I know the question seems like it answers itself (compute weight gradients without gradients?). But the issue I am trying to resolve is that I will need to change leaf variables before computing the backwards pass. Without no_grad pytorch will complain about in-place modifications.
- Define the model (it is split in two stages of a pipeline):
class Pipe1(nn.Module):
def __init__(self):
super(Pipe1, self).__init__()
self.conv1 = nn.Conv2d(1, 10, kernel_size=5)
self.conv2 = nn.Conv2d(10, 20, kernel_size=5)
self.fc1 = nn.Linear(320, 50)
self.fc2 = nn.Linear(50, 10)
def forward(self, x):
x = F.relu(F.max_pool2d(self.conv1(x), 2))
x = F.relu(F.max_pool2d(self.conv2(x), 2))
return x
class Pipe2(nn.Module):
def __init__(self):
super(Pipe2, self).__init__()
self.fc1 = nn.Linear(320, 50)
self.fc2 = nn.Linear(50, 10)
def forward(self, x):
x = x.view(-1, 320)
x = F.relu(self.fc1(x))
x = self.fc2(x)
return F.log_softmax(x)
- Make the pipeline:
pipe = [Pipe1(), Pipe2()]
- Run a micro-batch through the pipeline:
with torch.no_grad():
for batch_idx, (data, target) in enumerate(train_loader):
output = pipe [1](pipe [0](data))
loss = F.nll_loss(output, target)
pipe[0].conv1.weight *= 3
And... what is four? Given the current loss I would ideally want to compute the derivatives with respect to the new updated weights. Is there any "proper" way of doing this in Pytorch? Would I need to compute the gradients myself? I would prefer if I wouldn't need to do that per type of layer.
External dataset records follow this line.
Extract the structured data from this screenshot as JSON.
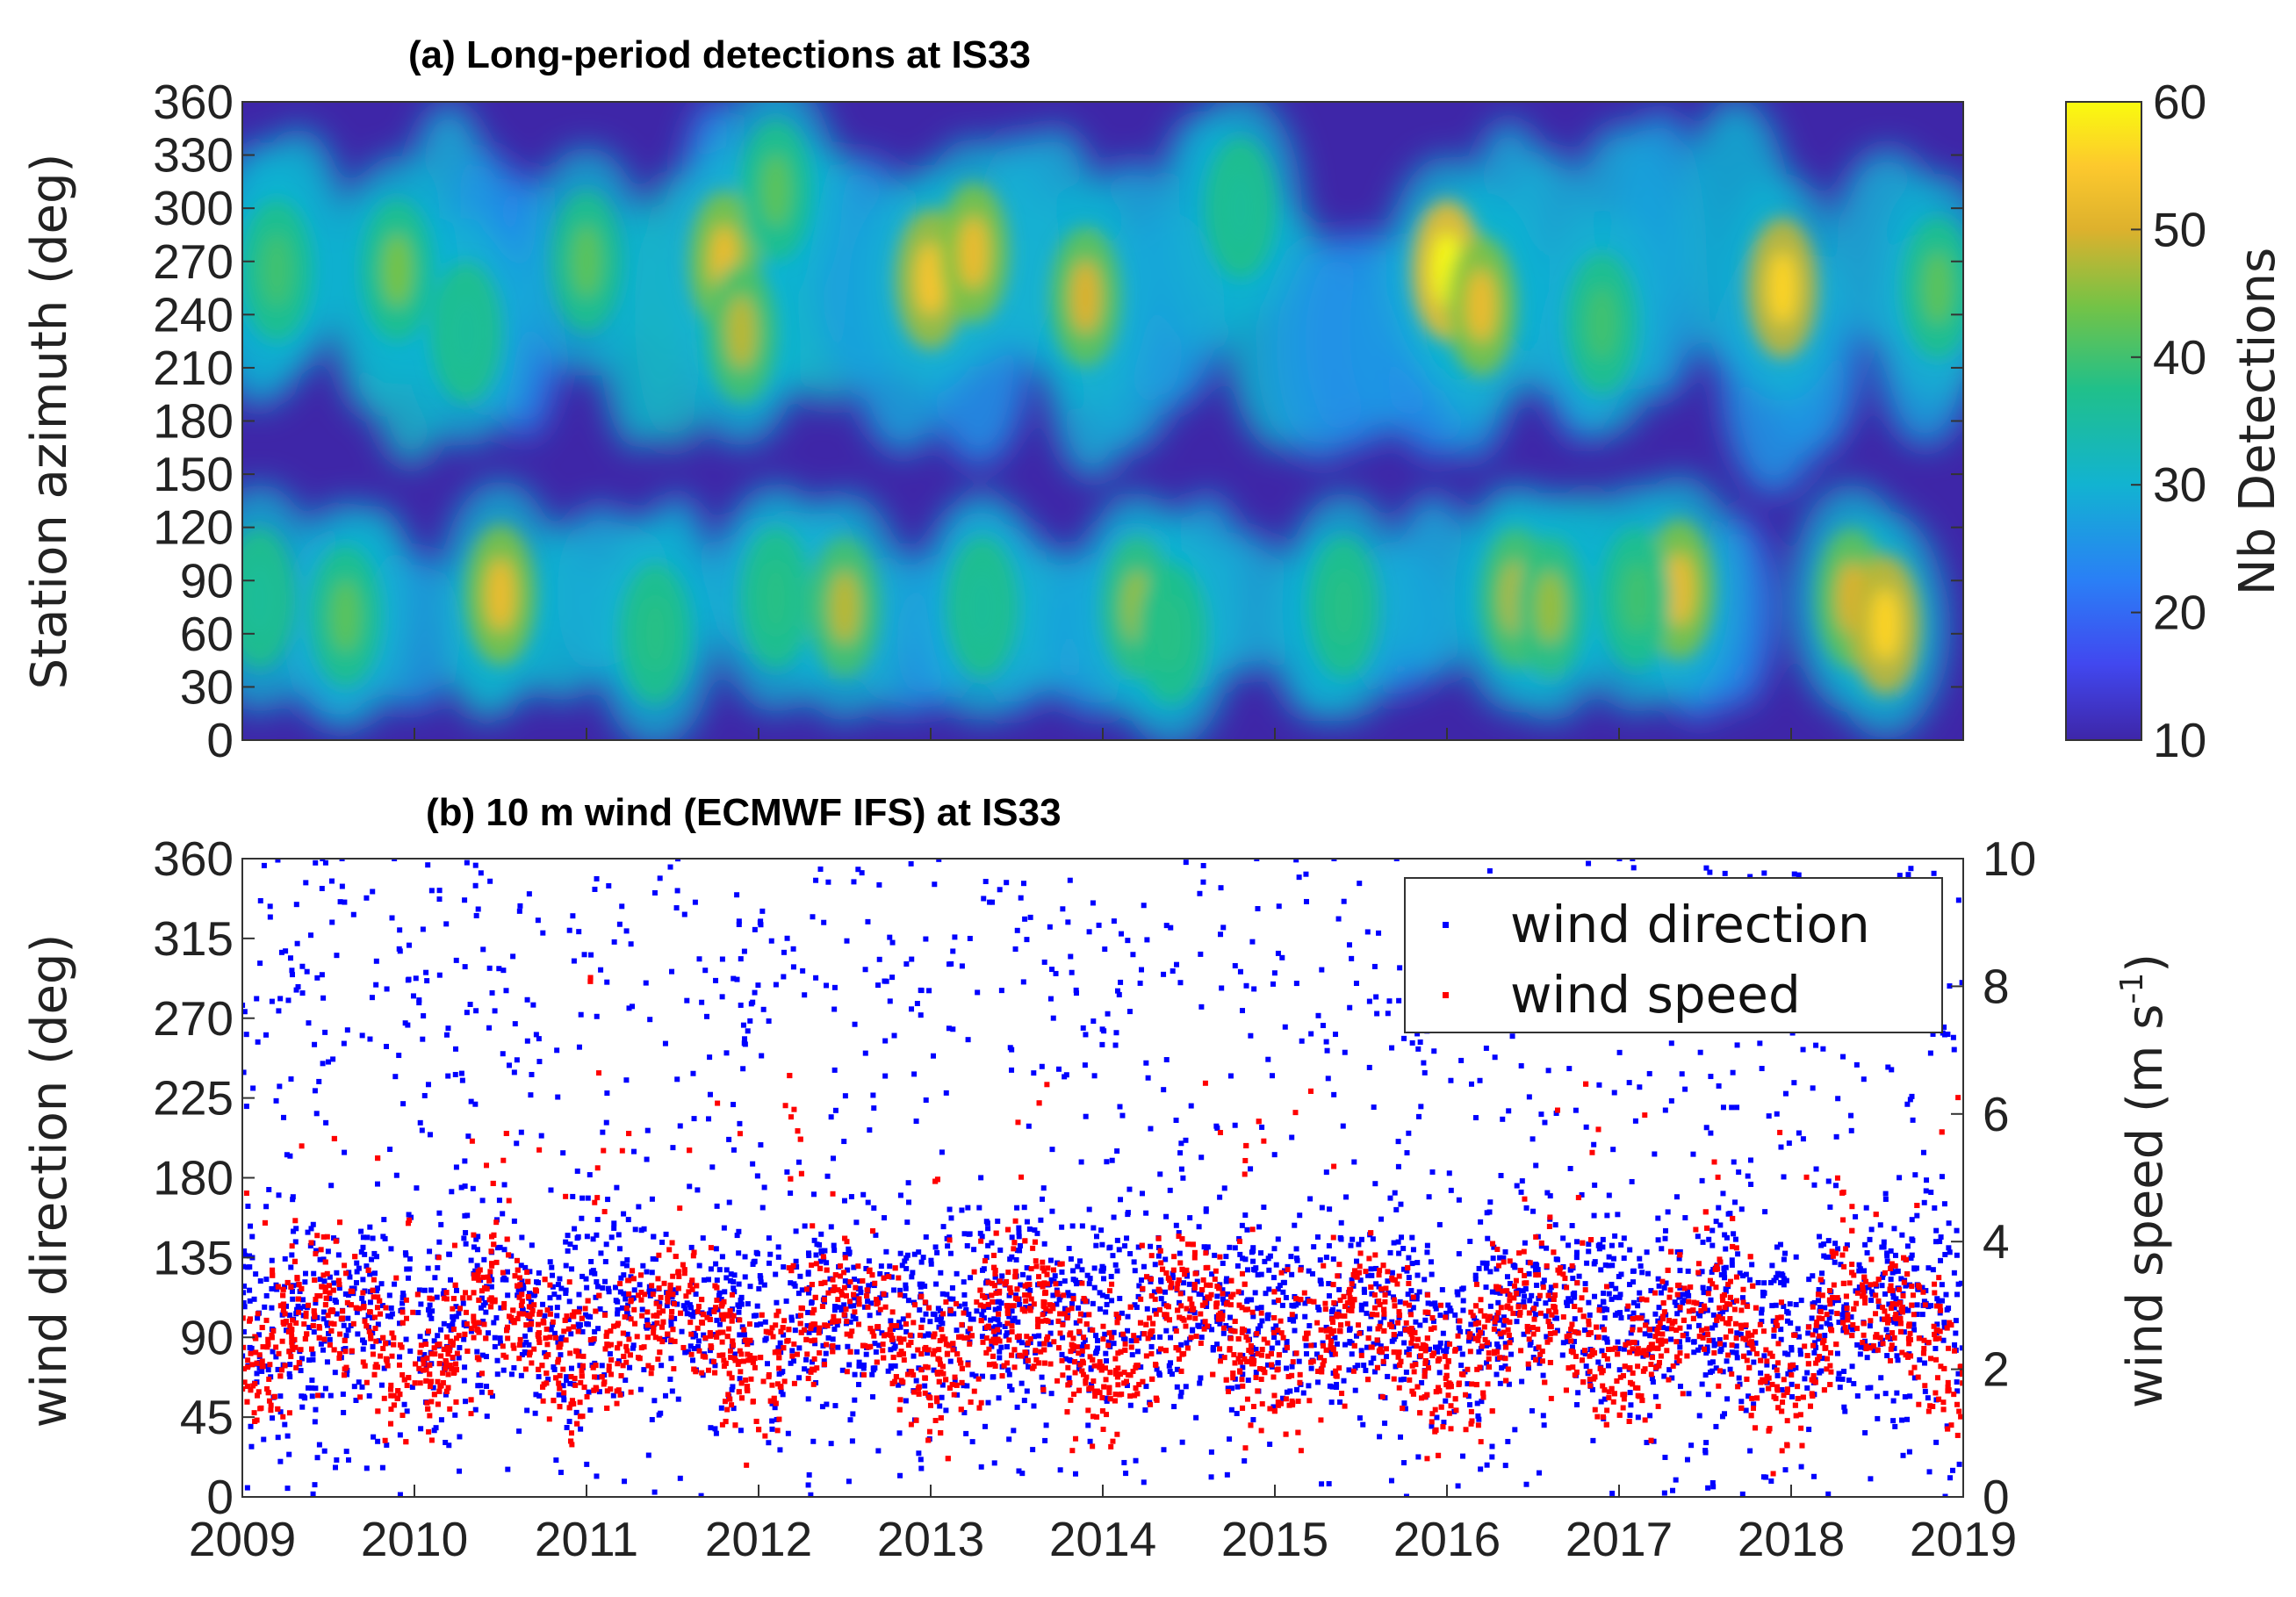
{
  "chart_data": [
    {
      "type": "heatmap",
      "title": "(a) Long-period detections at IS33",
      "xlabel": "",
      "ylabel": "Station azimuth (deg)",
      "xlim": [
        2009,
        2019
      ],
      "ylim": [
        0,
        360
      ],
      "yticks": [
        0,
        30,
        60,
        90,
        120,
        150,
        180,
        210,
        240,
        270,
        300,
        330,
        360
      ],
      "xticks": [
        2009,
        2010,
        2011,
        2012,
        2013,
        2014,
        2015,
        2016,
        2017,
        2018,
        2019
      ],
      "colorbar": {
        "label": "Nb Detections",
        "min": 10,
        "max": 60,
        "ticks": [
          10,
          20,
          30,
          40,
          50,
          60
        ]
      },
      "colors": {
        "background": "#3e26a8",
        "low": "#3e26a8",
        "high": "#f9fb0e"
      },
      "clusters": [
        {
          "year": 2009.2,
          "azimuth": 265,
          "value": 40
        },
        {
          "year": 2009.6,
          "azimuth": 70,
          "value": 42
        },
        {
          "year": 2009.1,
          "azimuth": 80,
          "value": 36
        },
        {
          "year": 2009.9,
          "azimuth": 265,
          "value": 44
        },
        {
          "year": 2010.5,
          "azimuth": 82,
          "value": 52
        },
        {
          "year": 2010.3,
          "azimuth": 230,
          "value": 36
        },
        {
          "year": 2011.0,
          "azimuth": 270,
          "value": 42
        },
        {
          "year": 2011.4,
          "azimuth": 60,
          "value": 38
        },
        {
          "year": 2011.8,
          "azimuth": 270,
          "value": 52
        },
        {
          "year": 2011.9,
          "azimuth": 230,
          "value": 48
        },
        {
          "year": 2012.1,
          "azimuth": 310,
          "value": 42
        },
        {
          "year": 2012.5,
          "azimuth": 75,
          "value": 48
        },
        {
          "year": 2012.1,
          "azimuth": 80,
          "value": 38
        },
        {
          "year": 2013.0,
          "azimuth": 260,
          "value": 54
        },
        {
          "year": 2013.25,
          "azimuth": 275,
          "value": 52
        },
        {
          "year": 2013.3,
          "azimuth": 75,
          "value": 36
        },
        {
          "year": 2013.9,
          "azimuth": 250,
          "value": 50
        },
        {
          "year": 2014.2,
          "azimuth": 75,
          "value": 46
        },
        {
          "year": 2014.4,
          "azimuth": 60,
          "value": 38
        },
        {
          "year": 2014.8,
          "azimuth": 300,
          "value": 36
        },
        {
          "year": 2015.4,
          "azimuth": 75,
          "value": 38
        },
        {
          "year": 2016.0,
          "azimuth": 265,
          "value": 60
        },
        {
          "year": 2016.2,
          "azimuth": 245,
          "value": 52
        },
        {
          "year": 2016.4,
          "azimuth": 80,
          "value": 48
        },
        {
          "year": 2016.6,
          "azimuth": 75,
          "value": 46
        },
        {
          "year": 2016.9,
          "azimuth": 235,
          "value": 40
        },
        {
          "year": 2017.35,
          "azimuth": 85,
          "value": 52
        },
        {
          "year": 2017.1,
          "azimuth": 80,
          "value": 40
        },
        {
          "year": 2017.95,
          "azimuth": 255,
          "value": 56
        },
        {
          "year": 2018.35,
          "azimuth": 80,
          "value": 50
        },
        {
          "year": 2018.55,
          "azimuth": 65,
          "value": 56
        },
        {
          "year": 2018.85,
          "azimuth": 255,
          "value": 42
        }
      ]
    },
    {
      "type": "scatter",
      "title": "(b) 10 m wind (ECMWF IFS) at IS33",
      "xlabel": "",
      "ylabel": "wind direction (deg)",
      "ylabel_right": "wind speed (m s",
      "ylabel_right_sup": "-1",
      "ylabel_right_close": ")",
      "xlim": [
        2009,
        2019
      ],
      "ylim": [
        0,
        360
      ],
      "ylim_right": [
        0,
        10
      ],
      "yticks": [
        0,
        45,
        90,
        135,
        180,
        225,
        270,
        315,
        360
      ],
      "yticks_right": [
        0,
        2,
        4,
        6,
        8,
        10
      ],
      "xticks": [
        2009,
        2010,
        2011,
        2012,
        2013,
        2014,
        2015,
        2016,
        2017,
        2018,
        2019
      ],
      "legend_position": "top-right",
      "series": [
        {
          "name": "wind direction",
          "color": "#0000ff",
          "axis": "left",
          "typical_range": [
            60,
            150
          ],
          "upper_range": [
            250,
            330
          ],
          "monthly_median": [
            100,
            100,
            95,
            105,
            110,
            100,
            95,
            100,
            110,
            95
          ]
        },
        {
          "name": "wind speed",
          "color": "#ff0000",
          "axis": "right",
          "typical_range": [
            1.5,
            3.5
          ],
          "peaks": [
            {
              "year": 2010.5,
              "value": 5.8
            },
            {
              "year": 2011.05,
              "value": 8.2
            },
            {
              "year": 2012.2,
              "value": 7.0
            },
            {
              "year": 2018.3,
              "value": 5.5
            }
          ]
        }
      ]
    }
  ]
}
The Jacobian computes the gradient with respect to the inputs, so that won't be useful.
I am well aware that the activations which are passed to the second stage of the pipeline (Pipe2) are computed on weights different than those on which I compute the gradients for on Pipe1. This is intended behaviour (see Pipemare)
Best I can come up with is the following (disgusting) solution
- Do not get gradient on first stage, keep gradient on first stage output (second stage input) and compute loss
with torch.no_grad():
inpt_tmp = pipe [0](data)
inpt_tmp.requires_grad = True
output = pipe (inpt_tmp)
loss = F.nll_loss(output, target)
loss.backward()
optimizers[1].step()
- Update parameter, run new forward pass and use the output (with external gradient the gradient of the old output) to compute a new backwards pass:
with torch.no_grad():
pipe[0].conv1.weight *= 3
tmp = pipelines[batch_idx % modulo][0](data)
tmp.backward(inpt_tmp.grad)
This requires 2 forward passes on the first stage.